Hacker News new | ask | show | jobs
by code_biologist 1622 days ago
Great answer. It prompts a bunch of followup questions!

most DS/ML scientists use ML models that typically don't provide an easy way to estimate uncertainty intervals

Not an DS/ML scientist but a data engineer. The models I've used have been pretty much "slap it into XGBoost with k-fold CV, call it done" — an easy black box. Is there any model or approach you like to estimate uncertainty with similar ease?
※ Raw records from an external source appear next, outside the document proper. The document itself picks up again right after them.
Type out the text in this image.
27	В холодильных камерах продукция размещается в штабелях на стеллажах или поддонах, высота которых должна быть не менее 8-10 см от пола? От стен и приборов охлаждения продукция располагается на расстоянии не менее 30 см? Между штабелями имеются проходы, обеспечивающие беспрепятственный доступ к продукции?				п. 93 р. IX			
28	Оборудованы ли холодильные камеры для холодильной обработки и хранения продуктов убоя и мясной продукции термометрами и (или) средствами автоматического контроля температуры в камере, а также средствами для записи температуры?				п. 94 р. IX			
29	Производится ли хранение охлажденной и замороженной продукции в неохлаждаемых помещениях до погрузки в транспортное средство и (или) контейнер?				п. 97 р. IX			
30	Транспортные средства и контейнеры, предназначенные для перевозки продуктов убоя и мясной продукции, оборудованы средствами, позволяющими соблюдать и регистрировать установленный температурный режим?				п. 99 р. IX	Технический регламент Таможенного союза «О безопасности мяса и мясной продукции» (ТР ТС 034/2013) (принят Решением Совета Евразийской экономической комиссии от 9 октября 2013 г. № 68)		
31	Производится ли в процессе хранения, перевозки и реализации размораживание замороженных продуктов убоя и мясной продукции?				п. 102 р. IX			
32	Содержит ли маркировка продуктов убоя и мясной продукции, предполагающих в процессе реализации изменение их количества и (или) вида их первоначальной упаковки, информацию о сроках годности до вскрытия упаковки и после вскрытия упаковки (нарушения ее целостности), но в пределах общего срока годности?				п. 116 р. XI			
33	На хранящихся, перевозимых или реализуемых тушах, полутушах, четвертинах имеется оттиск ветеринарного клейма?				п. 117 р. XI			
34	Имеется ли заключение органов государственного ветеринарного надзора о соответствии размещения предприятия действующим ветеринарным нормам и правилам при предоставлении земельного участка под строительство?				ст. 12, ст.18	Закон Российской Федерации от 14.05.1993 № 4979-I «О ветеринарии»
I've seen uncertainty interval / quantile regression done using XGBoost, but it isn't out of the box. I've also been trying to learn some Bayesian modeling, but definitely don't feel handy enough to apply it to random problems needing quick answers at work.

1 comments

Correct, quantile regression is an option. Another is "pure" bootstrapping (you can see by googling something like uncertainty + machine learning + bootstrapping that this is a very active area of current research).
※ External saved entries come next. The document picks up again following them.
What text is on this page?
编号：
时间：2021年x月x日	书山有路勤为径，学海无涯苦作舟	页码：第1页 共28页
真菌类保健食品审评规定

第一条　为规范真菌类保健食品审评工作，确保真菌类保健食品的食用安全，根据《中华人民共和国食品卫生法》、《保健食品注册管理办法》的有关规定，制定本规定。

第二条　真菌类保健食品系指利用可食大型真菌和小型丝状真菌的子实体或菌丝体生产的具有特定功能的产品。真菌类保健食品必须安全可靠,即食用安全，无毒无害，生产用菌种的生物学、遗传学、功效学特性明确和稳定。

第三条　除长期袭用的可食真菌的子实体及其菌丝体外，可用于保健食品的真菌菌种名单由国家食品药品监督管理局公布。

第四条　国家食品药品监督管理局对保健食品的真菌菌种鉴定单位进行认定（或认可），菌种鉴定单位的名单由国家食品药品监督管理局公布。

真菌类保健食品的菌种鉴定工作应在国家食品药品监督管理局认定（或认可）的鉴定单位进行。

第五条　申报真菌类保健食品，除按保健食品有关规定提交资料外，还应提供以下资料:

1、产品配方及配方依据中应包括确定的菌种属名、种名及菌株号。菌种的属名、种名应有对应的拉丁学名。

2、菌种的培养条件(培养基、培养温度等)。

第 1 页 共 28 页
The major problem with bootstrapping is the computational time for big models, since many models need to be fit to obtain a representative distribution of predictions.
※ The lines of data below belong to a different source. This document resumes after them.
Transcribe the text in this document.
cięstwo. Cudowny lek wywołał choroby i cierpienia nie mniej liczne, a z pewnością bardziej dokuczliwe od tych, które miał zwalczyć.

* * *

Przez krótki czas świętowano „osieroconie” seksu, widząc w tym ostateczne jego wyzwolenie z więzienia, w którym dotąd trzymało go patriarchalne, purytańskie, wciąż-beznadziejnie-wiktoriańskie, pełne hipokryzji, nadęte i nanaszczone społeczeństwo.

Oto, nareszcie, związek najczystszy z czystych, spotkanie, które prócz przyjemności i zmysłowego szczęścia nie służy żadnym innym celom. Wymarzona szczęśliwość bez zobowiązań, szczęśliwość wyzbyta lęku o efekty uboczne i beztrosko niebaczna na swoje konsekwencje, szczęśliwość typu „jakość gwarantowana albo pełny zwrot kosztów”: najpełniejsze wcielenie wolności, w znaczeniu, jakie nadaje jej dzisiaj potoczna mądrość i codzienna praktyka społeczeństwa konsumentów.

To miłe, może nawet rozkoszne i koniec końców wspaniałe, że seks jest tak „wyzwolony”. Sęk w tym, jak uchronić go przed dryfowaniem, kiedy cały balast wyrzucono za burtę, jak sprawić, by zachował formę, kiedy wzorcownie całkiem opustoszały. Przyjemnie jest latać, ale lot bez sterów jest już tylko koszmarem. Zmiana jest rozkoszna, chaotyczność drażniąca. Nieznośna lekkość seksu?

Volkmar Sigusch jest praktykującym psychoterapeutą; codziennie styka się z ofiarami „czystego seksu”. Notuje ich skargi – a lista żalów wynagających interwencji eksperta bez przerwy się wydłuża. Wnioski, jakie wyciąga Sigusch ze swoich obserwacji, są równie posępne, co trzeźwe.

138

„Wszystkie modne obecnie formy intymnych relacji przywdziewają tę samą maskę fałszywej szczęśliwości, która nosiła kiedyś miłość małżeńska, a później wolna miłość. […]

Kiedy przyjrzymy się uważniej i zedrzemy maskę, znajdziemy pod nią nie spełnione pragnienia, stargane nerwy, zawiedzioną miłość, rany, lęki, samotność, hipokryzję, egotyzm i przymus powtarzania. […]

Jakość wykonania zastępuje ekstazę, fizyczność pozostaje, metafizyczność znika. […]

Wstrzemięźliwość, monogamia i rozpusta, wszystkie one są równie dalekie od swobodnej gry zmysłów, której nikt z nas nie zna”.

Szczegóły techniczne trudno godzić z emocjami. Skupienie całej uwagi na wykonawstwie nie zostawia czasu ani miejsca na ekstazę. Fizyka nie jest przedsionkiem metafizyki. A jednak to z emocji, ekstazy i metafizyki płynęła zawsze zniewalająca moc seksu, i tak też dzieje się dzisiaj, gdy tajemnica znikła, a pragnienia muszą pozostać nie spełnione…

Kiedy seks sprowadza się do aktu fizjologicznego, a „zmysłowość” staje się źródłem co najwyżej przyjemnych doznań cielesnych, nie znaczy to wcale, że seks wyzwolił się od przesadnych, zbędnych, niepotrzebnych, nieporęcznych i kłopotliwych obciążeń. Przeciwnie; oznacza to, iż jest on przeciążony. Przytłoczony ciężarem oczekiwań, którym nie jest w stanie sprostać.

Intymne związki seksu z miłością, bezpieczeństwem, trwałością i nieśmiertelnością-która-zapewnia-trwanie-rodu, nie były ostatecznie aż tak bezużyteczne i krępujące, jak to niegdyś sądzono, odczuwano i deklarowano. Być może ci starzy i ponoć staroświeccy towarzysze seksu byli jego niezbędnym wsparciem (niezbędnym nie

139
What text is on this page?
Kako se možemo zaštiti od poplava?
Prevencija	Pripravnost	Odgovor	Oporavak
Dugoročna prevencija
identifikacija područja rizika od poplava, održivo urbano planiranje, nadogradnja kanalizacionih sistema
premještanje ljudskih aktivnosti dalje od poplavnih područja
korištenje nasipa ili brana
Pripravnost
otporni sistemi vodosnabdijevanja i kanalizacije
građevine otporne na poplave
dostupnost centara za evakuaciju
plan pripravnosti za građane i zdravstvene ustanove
Now, if you want more "rigorous" quantification of uncertainty, one option is to go Bayesian using probabilistic programming (PyMC, Stan, TMB), but computational time for large models can be prohibitive. Another option is to "scale down" the complexity to models that might be (on average) a bit less accurate, but provide rigorous uncertainty intervals and good interpretability of results, for example Generalized Additive Models.

A note here is that I saw certain quantification of uncertainty by people who were considered very capable in the ML community that gave me goosebumps, for example since the lower bound of the interval was a negative number and the response variable modeled could not be negative, the uncertainty interval was "cut" at zero (one easy way to deal with it, although it depends on the variable modeled and the model itself, is log-transforming the response—but pay attention to intervals when exp(log(y)) to get back to the natural scale. Another useful interview question.)